Following morning add additional 0.5 ug of trypsin and incubate an additional 2h at 37°C .

Transfer supernatant to a new 96-well plate using magnetic rack, and acidify sample with 10% trifluoroacetic acid (TFA) to ~pH2 (~0.5% TFA final).

The peptide samples are desalted using C18 96-well plate (BioPureSPE, HNS S18V-20mg, the Nest group)

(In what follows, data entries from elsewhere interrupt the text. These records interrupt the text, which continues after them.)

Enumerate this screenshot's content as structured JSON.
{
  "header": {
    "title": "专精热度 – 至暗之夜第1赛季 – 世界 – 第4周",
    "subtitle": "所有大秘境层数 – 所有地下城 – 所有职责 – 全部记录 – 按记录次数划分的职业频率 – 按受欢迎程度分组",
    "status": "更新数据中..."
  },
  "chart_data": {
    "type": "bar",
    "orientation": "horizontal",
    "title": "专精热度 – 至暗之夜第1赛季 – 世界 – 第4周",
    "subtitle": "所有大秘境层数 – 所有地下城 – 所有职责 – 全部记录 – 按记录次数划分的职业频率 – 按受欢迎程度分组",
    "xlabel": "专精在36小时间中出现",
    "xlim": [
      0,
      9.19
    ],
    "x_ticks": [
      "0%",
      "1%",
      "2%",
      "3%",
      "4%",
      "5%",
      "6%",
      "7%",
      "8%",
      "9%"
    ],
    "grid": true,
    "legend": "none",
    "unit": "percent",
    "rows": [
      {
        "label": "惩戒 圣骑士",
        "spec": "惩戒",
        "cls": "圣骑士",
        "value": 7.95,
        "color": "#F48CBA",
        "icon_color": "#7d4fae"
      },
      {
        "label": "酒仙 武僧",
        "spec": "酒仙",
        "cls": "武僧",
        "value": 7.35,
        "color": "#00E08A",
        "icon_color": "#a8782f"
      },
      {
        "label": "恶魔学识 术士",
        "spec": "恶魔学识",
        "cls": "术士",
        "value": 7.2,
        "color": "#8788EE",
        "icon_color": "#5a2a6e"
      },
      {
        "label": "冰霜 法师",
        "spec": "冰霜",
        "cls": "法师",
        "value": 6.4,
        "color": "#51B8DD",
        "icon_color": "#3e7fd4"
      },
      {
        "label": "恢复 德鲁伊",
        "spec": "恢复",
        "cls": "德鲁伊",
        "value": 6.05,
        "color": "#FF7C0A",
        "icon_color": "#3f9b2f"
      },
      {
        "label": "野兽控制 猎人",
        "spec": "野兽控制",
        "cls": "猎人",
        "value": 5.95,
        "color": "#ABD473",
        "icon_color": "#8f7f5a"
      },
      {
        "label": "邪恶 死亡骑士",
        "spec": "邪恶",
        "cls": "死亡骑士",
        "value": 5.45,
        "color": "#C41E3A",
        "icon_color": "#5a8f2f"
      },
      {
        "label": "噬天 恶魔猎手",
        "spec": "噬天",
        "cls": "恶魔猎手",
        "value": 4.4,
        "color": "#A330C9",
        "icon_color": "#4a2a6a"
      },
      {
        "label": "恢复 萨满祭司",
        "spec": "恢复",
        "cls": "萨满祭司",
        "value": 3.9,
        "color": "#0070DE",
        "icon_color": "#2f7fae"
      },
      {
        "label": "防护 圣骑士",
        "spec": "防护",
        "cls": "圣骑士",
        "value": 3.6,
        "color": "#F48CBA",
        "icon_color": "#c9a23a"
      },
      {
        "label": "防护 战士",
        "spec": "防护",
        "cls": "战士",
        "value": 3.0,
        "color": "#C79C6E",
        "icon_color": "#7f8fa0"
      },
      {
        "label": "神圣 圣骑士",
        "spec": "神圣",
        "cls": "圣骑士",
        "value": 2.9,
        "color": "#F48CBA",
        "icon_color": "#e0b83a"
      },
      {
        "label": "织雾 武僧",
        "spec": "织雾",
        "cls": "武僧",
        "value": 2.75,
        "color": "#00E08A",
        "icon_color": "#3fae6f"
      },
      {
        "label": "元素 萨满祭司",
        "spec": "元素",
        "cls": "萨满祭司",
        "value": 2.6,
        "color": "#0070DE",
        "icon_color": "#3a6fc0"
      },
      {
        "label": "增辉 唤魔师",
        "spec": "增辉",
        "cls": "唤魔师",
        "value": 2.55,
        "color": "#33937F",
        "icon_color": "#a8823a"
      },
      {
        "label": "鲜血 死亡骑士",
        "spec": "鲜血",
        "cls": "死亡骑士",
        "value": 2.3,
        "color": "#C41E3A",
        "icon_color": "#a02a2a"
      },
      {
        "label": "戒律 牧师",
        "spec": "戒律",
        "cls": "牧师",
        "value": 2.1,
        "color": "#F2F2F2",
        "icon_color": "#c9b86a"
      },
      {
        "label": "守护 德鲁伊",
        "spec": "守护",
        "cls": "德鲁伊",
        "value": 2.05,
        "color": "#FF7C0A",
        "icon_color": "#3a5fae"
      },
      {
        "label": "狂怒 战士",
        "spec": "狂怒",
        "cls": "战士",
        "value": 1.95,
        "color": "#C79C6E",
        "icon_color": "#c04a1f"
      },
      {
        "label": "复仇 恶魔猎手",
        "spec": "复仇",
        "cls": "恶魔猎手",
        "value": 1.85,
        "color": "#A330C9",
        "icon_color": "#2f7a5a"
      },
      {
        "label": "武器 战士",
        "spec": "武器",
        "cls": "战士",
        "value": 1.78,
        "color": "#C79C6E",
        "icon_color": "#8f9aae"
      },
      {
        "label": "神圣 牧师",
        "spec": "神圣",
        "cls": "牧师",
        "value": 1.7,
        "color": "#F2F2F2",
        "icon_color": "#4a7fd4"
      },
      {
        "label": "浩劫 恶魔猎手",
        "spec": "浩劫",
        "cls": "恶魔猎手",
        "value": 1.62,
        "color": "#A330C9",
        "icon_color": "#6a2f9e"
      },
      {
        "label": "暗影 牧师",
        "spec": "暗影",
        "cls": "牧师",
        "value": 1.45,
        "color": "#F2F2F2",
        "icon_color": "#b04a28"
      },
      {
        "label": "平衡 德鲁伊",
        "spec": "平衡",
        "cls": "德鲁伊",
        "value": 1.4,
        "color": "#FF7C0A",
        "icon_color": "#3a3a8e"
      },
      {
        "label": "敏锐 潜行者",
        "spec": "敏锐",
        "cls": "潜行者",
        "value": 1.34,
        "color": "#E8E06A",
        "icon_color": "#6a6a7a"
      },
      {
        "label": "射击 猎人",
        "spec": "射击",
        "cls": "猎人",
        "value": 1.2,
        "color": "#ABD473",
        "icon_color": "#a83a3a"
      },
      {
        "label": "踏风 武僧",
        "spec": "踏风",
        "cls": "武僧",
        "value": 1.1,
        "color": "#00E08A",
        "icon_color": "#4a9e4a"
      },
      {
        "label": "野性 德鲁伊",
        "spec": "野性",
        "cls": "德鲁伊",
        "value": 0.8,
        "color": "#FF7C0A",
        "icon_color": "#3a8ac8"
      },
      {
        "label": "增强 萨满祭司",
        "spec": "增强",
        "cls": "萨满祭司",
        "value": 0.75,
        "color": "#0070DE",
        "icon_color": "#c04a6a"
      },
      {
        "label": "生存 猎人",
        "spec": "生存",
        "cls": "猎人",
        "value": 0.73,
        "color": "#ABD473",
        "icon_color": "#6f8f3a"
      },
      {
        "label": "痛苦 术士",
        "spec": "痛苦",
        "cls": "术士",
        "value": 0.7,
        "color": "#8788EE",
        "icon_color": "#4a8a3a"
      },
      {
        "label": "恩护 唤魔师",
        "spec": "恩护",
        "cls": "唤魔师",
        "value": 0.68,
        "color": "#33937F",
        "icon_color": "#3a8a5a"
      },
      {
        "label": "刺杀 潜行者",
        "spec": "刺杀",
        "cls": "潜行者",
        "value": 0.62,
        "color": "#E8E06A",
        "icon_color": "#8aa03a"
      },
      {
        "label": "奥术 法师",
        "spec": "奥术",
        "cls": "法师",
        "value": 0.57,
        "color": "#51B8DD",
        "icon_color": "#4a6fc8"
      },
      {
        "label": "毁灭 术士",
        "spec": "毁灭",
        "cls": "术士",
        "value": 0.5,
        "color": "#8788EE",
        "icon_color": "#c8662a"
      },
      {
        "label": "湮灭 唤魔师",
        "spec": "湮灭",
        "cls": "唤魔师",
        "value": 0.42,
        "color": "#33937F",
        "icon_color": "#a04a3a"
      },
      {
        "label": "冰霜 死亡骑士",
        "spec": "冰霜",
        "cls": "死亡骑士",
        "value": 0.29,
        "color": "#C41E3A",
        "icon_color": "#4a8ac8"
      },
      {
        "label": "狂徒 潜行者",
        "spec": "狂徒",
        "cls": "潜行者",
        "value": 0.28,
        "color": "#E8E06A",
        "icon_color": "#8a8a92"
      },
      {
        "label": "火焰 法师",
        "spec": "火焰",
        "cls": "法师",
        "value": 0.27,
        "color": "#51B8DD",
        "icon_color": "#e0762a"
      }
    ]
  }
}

Wash the plate three times with 100 µL 80% acetonitrile (ACN)/0.1% TFA by centrifugation at 800 rpm for 1 min

Equilibrate the plate three times with 100 µL 2% ACN/0.1% TFA by centrifugation at 1200 rpm for 2 min

Load samples by centrifugation at 1600 rpm for 2 min

Re-load samples by centrifugation at 1600 rpm for 2 min

Wash the plate 3 times with 100 µL 2% ACN/0.1% TFA by centrifugation at 1600 rpm for 2 min

Elute twice with 55 µL 50% ACN/0.25% formic acid (FA) by centrifugation at 1600 rpm for 2 min

Dry the samples by vacuum centrifugation (~2h).

Store the dried samples at -20°C or resuspend them in 20 uL 0.1% formic acid for mass spec analysis.